Monday, April 14, 2008

The beast of burden

This whole situation sucks. That in itself is a massive understatement. I just want my best friend to be better and for life to get back to normal. I used to always be the guy that showed compassion via the opposite method (e.g. Craig if you do not get better I am going to stick my foot in your ass). Believe you-me, I had that conversation with him on multiple phone calls. I still want to say it because in a way if I could, it would imply Craig has/had a silly little cold that will just go away... That was what I thought was happening when he told me he was tossing chunks for a few days... Little did he tell me or I knew, about a week later, that it had continued in his absence of calling. I just assumed he got all better. Cancer was not even a thought. So now we are where we are. I call my best friend and ask him how he is doing and I know it sucks. He doesn't have to tell me anything. I can tell from his voice. Sometimes he sounds normal and then other times he is tired. And, coming from Craig, if you have known him most of his life, is not abnormal (wow commas). So now I just want to tell him I'm going to kick his ass if he does not get better, but I cannot. I feel for the immensity of the situation in front of him and the rest of the Lawler family. I cannot demean this beast of crap that grows in side of him because now I have been touched closely by the shit known as cancer and I sadly respect it in it's adept skill at whittling at my best friend. So now I do not want to kick his ass, I want him to survive so that I can have the pleasure and ability to continually threaten and possibly kick his ass in the future.

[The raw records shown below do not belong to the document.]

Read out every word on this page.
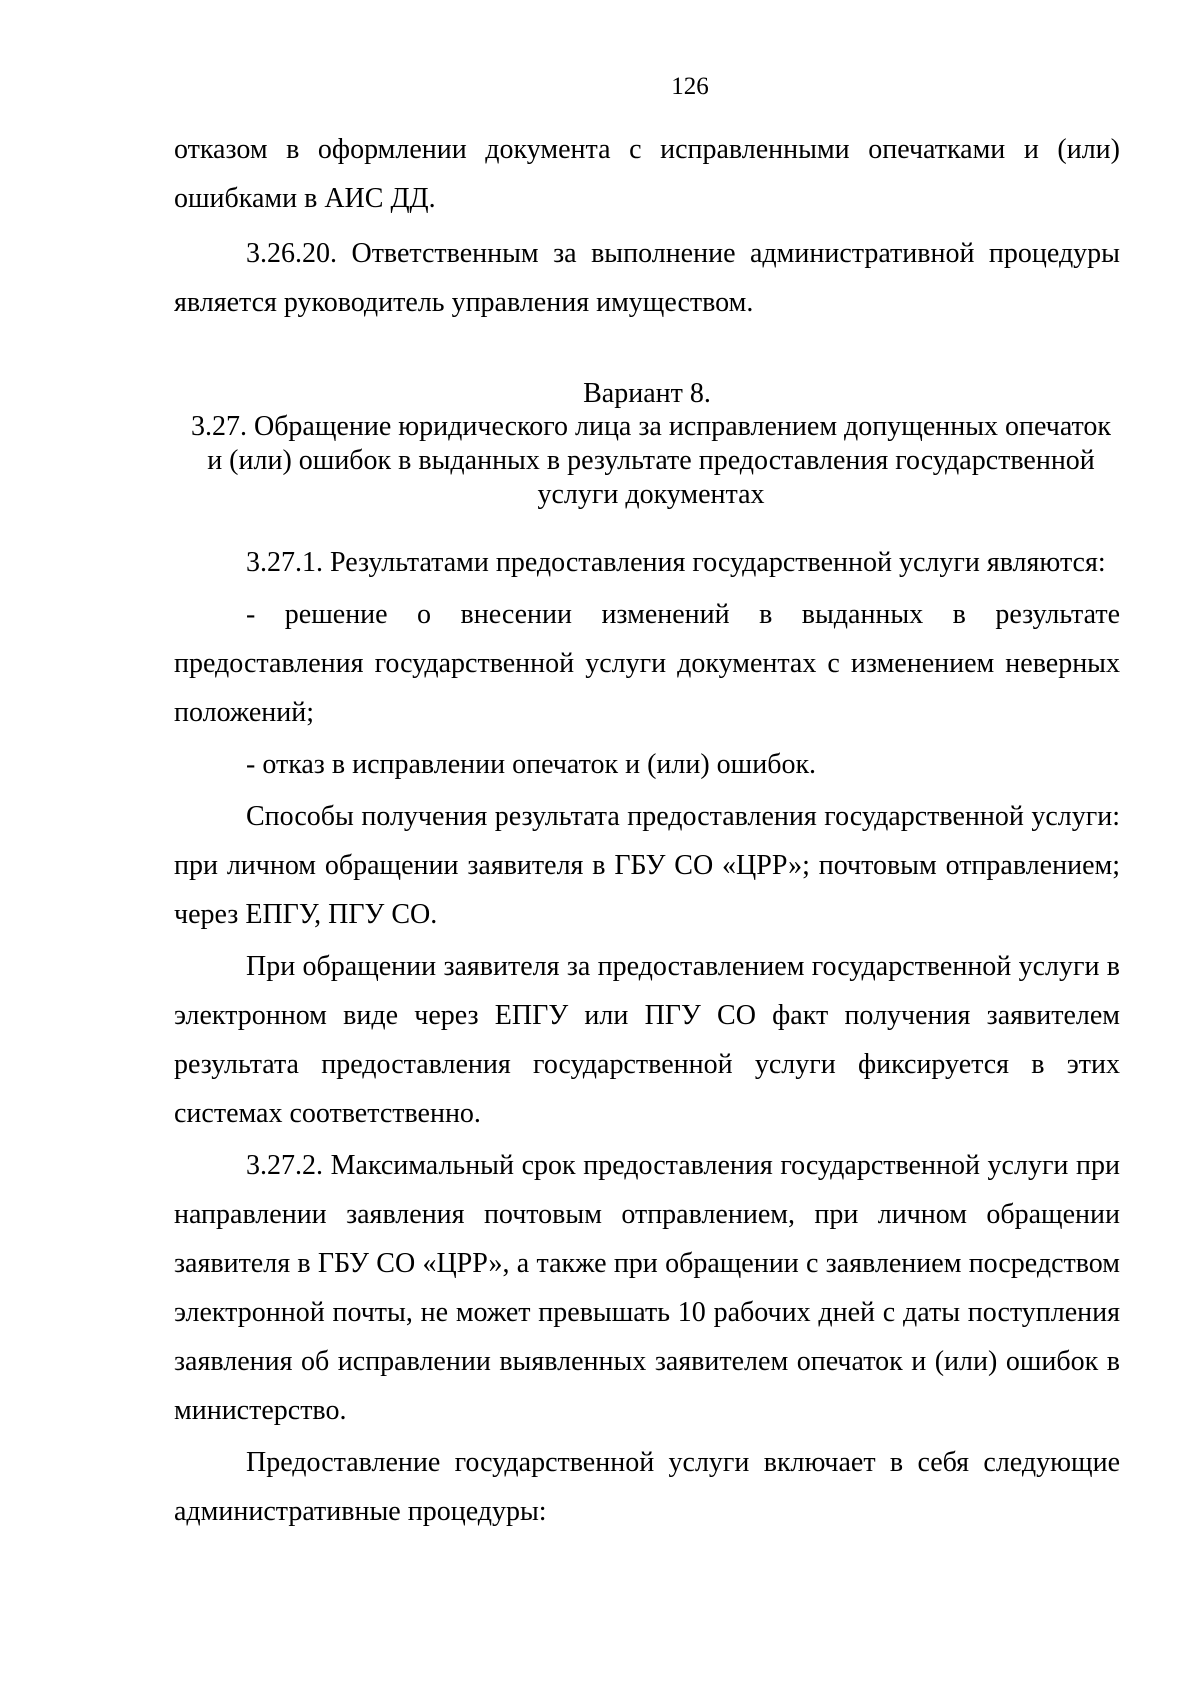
126

отказом в оформлении документа с исправленными опечатками и (или) ошибками в АИС ДД.

3.26.20. Ответственным за выполнение административной процедуры является руководитель управления имуществом.

Вариант 8.

3.27. Обращение юридического лица за исправлением допущенных опечаток и (или) ошибок в выданных в результате предоставления государственной услуги документах

3.27.1. Результатами предоставления государственной услуги являются:

- решение о внесении изменений в выданных в результате предоставления государственной услуги документах с изменением неверных положений;

- отказ в исправлении опечаток и (или) ошибок.

Способы получения результата предоставления государственной услуги: при личном обращении заявителя в ГБУ СО «ЦРР»; почтовым отправлением; через ЕПГУ, ПГУ СО.

При обращении заявителя за предоставлением государственной услуги в электронном виде через ЕПГУ или ПГУ СО факт получения заявителем результата предоставления государственной услуги фиксируется в этих системах соответственно.

3.27.2. Максимальный срок предоставления государственной услуги при направлении заявления почтовым отправлением, при личном обращении заявителя в ГБУ СО «ЦРР», а также при обращении с заявлением посредством электронной почты, не может превышать 10 рабочих дней с даты поступления заявления об исправлении выявленных заявителем опечаток и (или) ошибок в министерство.

Предоставление государственной услуги включает в себя следующие административные процедуры:
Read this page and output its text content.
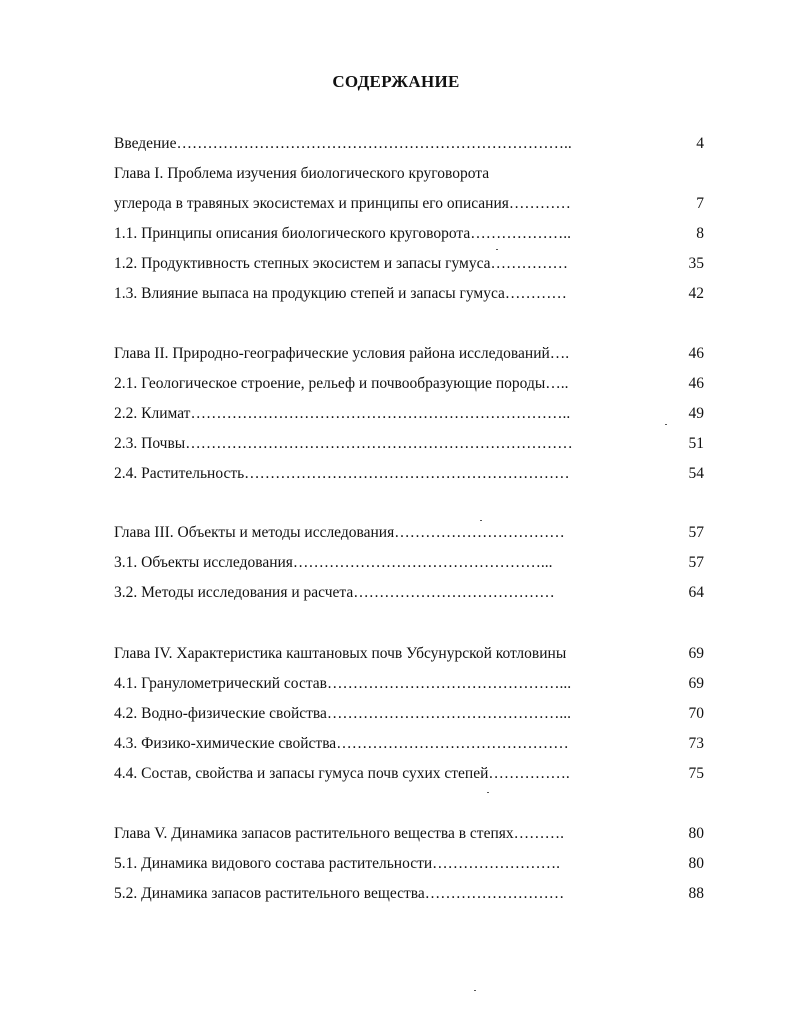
СОДЕРЖАНИЕ
Введение…………………………………………………………………..	4
Глава I. Проблема изучения биологического круговорота
углерода в травяных экосистемах и принципы его описания…………	7
1.1. Принципы описания биологического круговорота………………..	8
1.2. Продуктивность степных экосистем и запасы гумуса……………	35
1.3. Влияние выпаса на продукцию степей и запасы гумуса…………	42
Глава II. Природно-географические условия района исследований….	46
2.1. Геологическое строение, рельеф и почвообразующие породы…..	46
2.2. Климат………………………………………………………………..	49
2.3. Почвы…………………………………………………………………	51
2.4. Растительность………………………………………………………	54
Глава III. Объекты и методы исследования……………………………	57
3.1. Объекты исследования…………………………………………...	57
3.2. Методы исследования и расчета…………………………………	64
Глава IV. Характеристика каштановых почв Убсунурской котловины	69
4.1. Гранулометрический состав………………………………………...	69
4.2. Водно-физические свойства………………………………………...	70
4.3. Физико-химические свойства………………………………………	73
4.4. Состав, свойства и запасы гумуса почв сухих степей…………….	75
Глава V. Динамика запасов растительного вещества в степях……….	80
5.1. Динамика видового состава растительности…………………….	80
5.2. Динамика запасов растительного вещества………………………	88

Fight on my bro! Love ya man!

-Stephen

2 comments:

  1. just read this to craig, and i think he got a bit teary-eyed (as did I). ;) looks like you'll have two in that ass-kickin line now, steve. thanks for writing. glad he has you in his life. glad we all do.

    ReplyDelete
  2. Holly North passed this website on to many of us SHS grads today. I started reading the posts but got up and looked through all my old SHS Swimming Picture Albums before continuing. I spent some time thinking of our years of swimming together and then when Diane joined us. I have this really funny picture of me shaving Craig's legs before Conference one year. There doesn't seem to be the perfect thing to say, so I'll do the best I can. I haven't stayed in touch, as many high school buddies don't, but Craig was an awesome buddy then and I can tell he grew into an awesome man. Diane, you sound like you've grown into a pretty awesome woman, too. Now for the part you have heard a million times but I'm saying with complete commitment: Your family is in my prayers. Hey, my Dad's a pastor. That may carry some weight!